NANJING, Feb. 11 (Xinhua) -- The Chinese mainland and Taiwan launched their first joint lantern festival here Thursday, two days before the Chinese Lunar New Year holiday.
Brilliant fireworks shot into the sky at 7:30 p.m. to mark the festival's opening ceremony in Bailuzhou Park, Nanjing, capital of eastern Jiangsu Province.
More than 300 different lanterns, including 100 from Taiwan, lit up the park running along the Confucius Temple-Qinhuai River scenic belt, kicking off the fair that will run through to March 3.
Two eye-catching phoenix-shaped lanterns - each 17 meters long, 12 meters high and weighing 4.5 tonnes - decorated the bank of the river in the park. A 56-meter long dragon lantern built by Qinhuai craftsman adorned the opposite bank. All the lanterns conveyed the traditional good fortune blessing to the park's visitors.
Visitors can also enjoy the sight of more than 700 Confucius Temple mainland-made lanterns decorating three exquisitely painted boats floating atop the Qinhuai River. Taiwanese compatriots will use lights to create an image of its landmark Taipei 101 building while cable cars cross Sun-Moon Lake.
Jiangsu will also display its traditional Qinhuai lanterns in Chiayi City, Taiwan, during the official Lantern Festival, which falls on Feb. 28 this year.

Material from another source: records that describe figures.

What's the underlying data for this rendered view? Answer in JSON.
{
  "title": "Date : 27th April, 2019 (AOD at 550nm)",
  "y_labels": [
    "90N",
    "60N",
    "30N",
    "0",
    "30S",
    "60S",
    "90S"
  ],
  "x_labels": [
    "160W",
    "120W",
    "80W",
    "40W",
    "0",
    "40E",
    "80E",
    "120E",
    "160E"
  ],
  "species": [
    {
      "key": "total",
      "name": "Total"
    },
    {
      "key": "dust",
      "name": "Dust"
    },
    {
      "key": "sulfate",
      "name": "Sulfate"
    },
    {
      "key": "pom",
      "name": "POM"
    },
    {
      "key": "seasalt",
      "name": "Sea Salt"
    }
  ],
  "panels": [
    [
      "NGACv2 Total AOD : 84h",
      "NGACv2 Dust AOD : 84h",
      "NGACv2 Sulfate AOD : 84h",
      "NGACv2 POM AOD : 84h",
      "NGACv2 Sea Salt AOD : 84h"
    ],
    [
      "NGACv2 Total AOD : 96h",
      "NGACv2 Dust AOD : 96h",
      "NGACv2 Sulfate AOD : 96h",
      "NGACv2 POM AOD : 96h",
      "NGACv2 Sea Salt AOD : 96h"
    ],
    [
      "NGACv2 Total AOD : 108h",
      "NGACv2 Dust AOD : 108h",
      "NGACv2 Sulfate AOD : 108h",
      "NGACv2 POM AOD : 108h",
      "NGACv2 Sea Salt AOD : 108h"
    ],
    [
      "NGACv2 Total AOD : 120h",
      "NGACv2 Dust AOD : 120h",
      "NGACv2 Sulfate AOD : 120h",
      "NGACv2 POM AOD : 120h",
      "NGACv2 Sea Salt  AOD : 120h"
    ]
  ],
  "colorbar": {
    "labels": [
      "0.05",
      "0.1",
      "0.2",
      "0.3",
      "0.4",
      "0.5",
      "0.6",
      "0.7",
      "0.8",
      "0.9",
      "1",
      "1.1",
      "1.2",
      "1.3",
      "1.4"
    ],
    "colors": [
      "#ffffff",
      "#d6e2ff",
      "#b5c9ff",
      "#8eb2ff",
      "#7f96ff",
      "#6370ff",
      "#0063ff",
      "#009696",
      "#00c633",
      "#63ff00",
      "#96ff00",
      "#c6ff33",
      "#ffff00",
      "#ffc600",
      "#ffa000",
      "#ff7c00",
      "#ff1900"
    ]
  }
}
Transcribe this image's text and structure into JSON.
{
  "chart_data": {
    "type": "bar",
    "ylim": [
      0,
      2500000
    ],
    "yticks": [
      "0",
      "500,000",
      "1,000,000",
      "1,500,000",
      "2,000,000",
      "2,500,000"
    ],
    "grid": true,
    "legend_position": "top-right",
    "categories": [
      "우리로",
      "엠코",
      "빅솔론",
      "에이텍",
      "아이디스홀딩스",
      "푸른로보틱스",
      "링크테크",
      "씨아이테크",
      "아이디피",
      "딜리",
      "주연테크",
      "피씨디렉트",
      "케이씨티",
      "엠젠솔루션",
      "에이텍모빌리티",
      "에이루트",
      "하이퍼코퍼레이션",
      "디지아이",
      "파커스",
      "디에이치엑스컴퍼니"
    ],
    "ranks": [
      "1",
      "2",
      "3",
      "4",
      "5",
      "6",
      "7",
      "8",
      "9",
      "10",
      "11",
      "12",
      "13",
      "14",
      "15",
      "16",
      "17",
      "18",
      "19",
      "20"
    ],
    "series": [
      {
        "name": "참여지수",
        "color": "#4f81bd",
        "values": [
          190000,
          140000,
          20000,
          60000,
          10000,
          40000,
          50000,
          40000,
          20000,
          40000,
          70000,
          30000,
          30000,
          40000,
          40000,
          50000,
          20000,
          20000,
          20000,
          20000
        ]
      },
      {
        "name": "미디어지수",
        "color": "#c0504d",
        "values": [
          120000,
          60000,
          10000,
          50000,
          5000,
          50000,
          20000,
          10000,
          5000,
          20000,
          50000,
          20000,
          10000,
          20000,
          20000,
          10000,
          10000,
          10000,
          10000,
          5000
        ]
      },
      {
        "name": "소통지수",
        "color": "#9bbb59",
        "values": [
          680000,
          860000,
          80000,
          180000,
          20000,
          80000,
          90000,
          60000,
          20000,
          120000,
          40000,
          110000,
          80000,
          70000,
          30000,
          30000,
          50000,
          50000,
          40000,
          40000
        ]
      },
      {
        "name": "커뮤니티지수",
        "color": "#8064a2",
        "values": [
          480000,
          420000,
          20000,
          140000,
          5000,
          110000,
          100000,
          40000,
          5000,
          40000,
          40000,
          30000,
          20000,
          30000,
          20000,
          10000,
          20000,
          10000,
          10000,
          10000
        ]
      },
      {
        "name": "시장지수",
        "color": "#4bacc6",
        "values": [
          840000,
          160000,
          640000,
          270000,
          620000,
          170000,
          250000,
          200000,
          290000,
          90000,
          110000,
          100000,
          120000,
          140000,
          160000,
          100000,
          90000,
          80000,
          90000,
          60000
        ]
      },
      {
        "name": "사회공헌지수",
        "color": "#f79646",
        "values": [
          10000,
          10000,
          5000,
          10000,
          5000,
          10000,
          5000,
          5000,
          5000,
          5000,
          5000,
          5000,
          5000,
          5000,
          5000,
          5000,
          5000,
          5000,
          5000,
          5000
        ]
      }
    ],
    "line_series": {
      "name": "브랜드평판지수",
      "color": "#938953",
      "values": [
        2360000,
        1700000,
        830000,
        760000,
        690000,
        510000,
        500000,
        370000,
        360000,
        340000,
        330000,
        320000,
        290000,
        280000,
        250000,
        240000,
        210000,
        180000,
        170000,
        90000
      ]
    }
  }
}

With a history of 1,500 years, the Qinhuai Lantern Fair entered China's intangible cultural heritage register in 2006.
"The lantern fair will promote cultural, tourist and economic exchanges, and cooperation between the Chinese mainland and Taiwan," Ji Jianye, mayor of Nanjing, said at the ceremony.
About 1,000 tourists from Taiwan will visit the Qinhuai Lantern Fair, Janice Lai, head of the Taiwan Strait Tourism Association in Nanjing, said.
Lai said the two sides will continue to expand cross-strait cultural and tourist exchanges this year.